Sudah dua hari berlalu sejak ledakan aneh itu.
Para ksatria menggeledah seluruh bagian dalam mansion untuk mencari pelakunya, tapi tidak menemukan apa pun.
Lagipula… aku ada di pegunungan waktu itu.
Memang ada laporan tentang suara ledakan besar dari arah gunung, tapi tidak ada yang menghubungkannya dengan ledakan di mansion yang jaraknya bermil-mil.
Begitulah dunia ini.
Aku melirik si biang keladi, mega shooter yang tergeletak di meja, lalu menatap ke luar jendela.
Dengan teleskop digital berbentuk kacamata bingkai hitam, aku bisa melihat Ella dan Haren menikmati waktu minum teh di teras putih yang indah, berada di bukit jauh di sana.
Menarik.
Benar-benar menarik.
Ella tersenyum pada Haren dengan ketulusan yang terasa dari hati.

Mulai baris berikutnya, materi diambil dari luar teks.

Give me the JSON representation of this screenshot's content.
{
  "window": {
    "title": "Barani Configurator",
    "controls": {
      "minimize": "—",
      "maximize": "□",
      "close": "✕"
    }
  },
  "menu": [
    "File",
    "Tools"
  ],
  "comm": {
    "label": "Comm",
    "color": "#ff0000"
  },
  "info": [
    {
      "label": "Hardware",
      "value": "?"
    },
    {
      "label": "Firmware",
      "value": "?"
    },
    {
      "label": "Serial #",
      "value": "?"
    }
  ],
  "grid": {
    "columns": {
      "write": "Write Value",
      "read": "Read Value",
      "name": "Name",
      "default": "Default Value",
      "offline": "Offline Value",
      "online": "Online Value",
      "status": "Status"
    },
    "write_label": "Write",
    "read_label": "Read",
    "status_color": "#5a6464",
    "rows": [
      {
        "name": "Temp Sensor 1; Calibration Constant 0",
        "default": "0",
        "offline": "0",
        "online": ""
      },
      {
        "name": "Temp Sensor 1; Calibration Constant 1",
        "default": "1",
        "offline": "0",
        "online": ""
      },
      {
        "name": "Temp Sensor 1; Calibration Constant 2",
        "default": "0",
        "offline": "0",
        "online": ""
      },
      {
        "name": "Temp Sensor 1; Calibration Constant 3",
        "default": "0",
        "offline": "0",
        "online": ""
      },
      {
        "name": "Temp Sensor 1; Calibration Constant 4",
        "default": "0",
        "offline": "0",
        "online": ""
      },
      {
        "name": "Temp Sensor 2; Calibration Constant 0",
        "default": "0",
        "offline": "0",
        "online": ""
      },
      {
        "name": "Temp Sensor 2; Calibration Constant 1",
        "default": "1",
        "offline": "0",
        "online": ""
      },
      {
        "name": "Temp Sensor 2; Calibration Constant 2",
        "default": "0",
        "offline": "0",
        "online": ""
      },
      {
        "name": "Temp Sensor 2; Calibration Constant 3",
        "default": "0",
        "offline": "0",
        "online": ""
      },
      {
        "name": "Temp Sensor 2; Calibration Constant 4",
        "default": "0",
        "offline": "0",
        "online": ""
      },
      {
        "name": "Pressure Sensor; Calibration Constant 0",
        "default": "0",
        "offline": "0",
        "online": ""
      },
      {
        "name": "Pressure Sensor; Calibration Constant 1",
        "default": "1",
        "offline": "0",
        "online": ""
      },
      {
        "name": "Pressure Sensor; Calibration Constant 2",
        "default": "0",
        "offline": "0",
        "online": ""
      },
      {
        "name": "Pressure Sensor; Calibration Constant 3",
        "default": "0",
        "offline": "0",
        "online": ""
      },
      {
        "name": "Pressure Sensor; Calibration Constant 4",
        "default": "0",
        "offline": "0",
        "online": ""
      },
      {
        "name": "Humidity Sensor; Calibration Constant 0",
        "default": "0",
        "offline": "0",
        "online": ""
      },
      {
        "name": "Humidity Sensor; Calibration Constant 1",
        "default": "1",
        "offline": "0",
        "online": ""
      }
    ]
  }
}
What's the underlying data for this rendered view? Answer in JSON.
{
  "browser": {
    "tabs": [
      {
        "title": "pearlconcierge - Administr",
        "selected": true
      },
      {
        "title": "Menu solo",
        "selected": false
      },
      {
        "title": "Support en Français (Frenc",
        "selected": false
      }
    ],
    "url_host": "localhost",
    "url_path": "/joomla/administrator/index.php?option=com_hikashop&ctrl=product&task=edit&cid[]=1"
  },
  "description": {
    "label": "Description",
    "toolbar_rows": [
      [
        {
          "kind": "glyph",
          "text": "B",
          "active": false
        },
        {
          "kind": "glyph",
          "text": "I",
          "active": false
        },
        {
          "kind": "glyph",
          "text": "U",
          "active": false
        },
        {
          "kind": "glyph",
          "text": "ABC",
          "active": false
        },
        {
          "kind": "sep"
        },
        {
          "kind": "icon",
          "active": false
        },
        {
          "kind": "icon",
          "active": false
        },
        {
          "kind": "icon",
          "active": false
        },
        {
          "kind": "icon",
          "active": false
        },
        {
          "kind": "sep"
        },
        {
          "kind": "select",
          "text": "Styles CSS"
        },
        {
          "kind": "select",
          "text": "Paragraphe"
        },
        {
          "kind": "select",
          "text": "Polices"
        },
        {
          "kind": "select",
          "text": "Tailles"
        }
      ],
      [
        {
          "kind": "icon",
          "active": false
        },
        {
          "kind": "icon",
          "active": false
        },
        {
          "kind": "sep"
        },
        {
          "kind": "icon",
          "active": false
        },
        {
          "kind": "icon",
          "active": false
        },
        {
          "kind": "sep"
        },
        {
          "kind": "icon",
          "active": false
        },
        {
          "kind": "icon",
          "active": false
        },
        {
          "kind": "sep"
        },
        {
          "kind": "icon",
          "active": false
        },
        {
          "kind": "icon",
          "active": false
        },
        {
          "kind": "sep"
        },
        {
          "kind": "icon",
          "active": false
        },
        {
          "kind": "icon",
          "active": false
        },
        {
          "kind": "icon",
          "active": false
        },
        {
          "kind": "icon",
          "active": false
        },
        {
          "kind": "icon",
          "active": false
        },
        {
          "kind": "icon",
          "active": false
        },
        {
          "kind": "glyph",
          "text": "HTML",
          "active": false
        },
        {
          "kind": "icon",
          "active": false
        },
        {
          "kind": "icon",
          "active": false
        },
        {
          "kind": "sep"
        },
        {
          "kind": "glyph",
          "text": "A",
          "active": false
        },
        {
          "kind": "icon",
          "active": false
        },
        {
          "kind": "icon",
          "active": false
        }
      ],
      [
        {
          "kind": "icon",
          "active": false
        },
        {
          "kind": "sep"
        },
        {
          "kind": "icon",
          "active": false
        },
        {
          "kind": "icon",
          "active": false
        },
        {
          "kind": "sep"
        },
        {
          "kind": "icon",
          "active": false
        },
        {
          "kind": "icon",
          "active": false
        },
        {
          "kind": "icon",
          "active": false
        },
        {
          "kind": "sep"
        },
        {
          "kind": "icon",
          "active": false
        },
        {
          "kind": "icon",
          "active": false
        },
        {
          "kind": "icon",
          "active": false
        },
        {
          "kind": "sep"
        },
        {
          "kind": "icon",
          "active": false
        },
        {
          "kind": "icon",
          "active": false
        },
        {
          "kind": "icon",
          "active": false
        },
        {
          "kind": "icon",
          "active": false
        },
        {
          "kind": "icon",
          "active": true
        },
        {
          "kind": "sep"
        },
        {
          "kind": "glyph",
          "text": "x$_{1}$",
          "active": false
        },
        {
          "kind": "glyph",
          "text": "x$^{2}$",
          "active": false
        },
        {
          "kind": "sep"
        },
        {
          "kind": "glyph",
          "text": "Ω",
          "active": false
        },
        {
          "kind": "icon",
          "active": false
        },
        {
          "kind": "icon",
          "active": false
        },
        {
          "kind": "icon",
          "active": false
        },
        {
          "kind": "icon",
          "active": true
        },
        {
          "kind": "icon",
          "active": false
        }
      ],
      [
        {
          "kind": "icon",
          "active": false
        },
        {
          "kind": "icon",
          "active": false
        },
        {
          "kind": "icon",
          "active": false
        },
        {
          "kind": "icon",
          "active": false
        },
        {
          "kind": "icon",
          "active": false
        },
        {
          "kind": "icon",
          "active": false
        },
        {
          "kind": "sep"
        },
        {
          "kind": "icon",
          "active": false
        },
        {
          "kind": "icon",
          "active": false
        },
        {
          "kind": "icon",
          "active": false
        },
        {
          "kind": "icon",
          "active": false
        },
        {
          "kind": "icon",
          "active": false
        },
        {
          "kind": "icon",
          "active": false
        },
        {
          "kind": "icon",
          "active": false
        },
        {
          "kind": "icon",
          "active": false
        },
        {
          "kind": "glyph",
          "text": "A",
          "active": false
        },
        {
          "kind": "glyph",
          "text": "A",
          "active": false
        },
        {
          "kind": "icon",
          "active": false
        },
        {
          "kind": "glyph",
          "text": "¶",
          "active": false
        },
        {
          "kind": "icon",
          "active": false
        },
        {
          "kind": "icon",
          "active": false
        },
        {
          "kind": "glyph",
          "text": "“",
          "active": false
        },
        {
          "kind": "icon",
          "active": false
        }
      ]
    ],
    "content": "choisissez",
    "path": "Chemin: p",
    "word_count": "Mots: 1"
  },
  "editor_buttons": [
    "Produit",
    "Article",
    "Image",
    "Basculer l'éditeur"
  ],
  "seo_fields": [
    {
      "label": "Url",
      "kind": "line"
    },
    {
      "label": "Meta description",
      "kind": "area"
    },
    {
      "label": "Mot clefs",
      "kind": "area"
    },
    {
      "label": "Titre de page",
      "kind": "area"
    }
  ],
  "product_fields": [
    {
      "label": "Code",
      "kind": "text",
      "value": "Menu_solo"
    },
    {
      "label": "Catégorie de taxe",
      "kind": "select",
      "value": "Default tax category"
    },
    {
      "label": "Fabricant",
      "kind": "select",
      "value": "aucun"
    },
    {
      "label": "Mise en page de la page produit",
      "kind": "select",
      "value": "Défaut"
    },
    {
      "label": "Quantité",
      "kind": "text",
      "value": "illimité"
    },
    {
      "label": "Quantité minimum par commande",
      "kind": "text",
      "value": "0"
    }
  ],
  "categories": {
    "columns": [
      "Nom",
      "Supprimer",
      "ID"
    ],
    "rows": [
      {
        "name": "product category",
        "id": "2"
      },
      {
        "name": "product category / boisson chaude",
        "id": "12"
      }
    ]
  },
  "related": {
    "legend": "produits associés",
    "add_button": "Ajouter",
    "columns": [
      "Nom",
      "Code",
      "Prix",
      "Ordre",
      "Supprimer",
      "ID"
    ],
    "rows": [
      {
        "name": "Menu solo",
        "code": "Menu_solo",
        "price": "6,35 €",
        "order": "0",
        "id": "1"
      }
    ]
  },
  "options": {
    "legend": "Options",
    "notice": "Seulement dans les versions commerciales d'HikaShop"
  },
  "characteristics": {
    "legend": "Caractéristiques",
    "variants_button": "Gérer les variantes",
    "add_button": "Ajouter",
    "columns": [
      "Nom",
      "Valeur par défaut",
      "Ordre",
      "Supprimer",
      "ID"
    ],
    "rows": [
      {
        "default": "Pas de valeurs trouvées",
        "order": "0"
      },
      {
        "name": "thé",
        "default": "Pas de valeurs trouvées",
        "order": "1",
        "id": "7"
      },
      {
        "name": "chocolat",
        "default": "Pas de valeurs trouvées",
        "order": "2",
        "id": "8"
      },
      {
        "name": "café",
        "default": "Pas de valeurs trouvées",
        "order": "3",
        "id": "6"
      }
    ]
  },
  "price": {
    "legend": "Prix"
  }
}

Padahal setelah membunuh ibu Haren dan memberikan permintaan maaf palsu, dia benar-benar terlihat ingin menebus dosanya sekarang.
‘Aku akan hidup lebih baik mulai sekarang.’
‘Aku akan bersikap baik pada mereka mulai sekarang.’
Setelah berminggu-minggu merenung dan merasionalisasi dirinya, semua orang di sekitarnya termasuk dirinya sendiri, seolah berubah jadi lembaran baru.
Tapi… hanya karena dia sekarang bisa merasakan emosi, bukan berarti dosa-dosa lamanya hilang.
Begitu banyak kekejaman yang pernah dia lakukan di dunia ini.
Tentu saja, dia jahat atau tidak, itu tidak terlalu penting buatku.
Tapi kalau bisa memanfaatkan keadaan… itu cerita lain.
Refleksi diri Ella justru membukakan jalan untukku.
Selama ini aku selalu menghadapi makhluk yang lebih kuat dariku.
Untuk melawan makhluk semacam itu, aku harus menemukan cara bertarung yang tepat.
Tapi untuk protagonis… metodenya beda.
Caranya adalah menggunakan situasi dan membentuk alur cerita.
Kalau ingin membunuh seorang protagonis, harus ada unsur realistisnya.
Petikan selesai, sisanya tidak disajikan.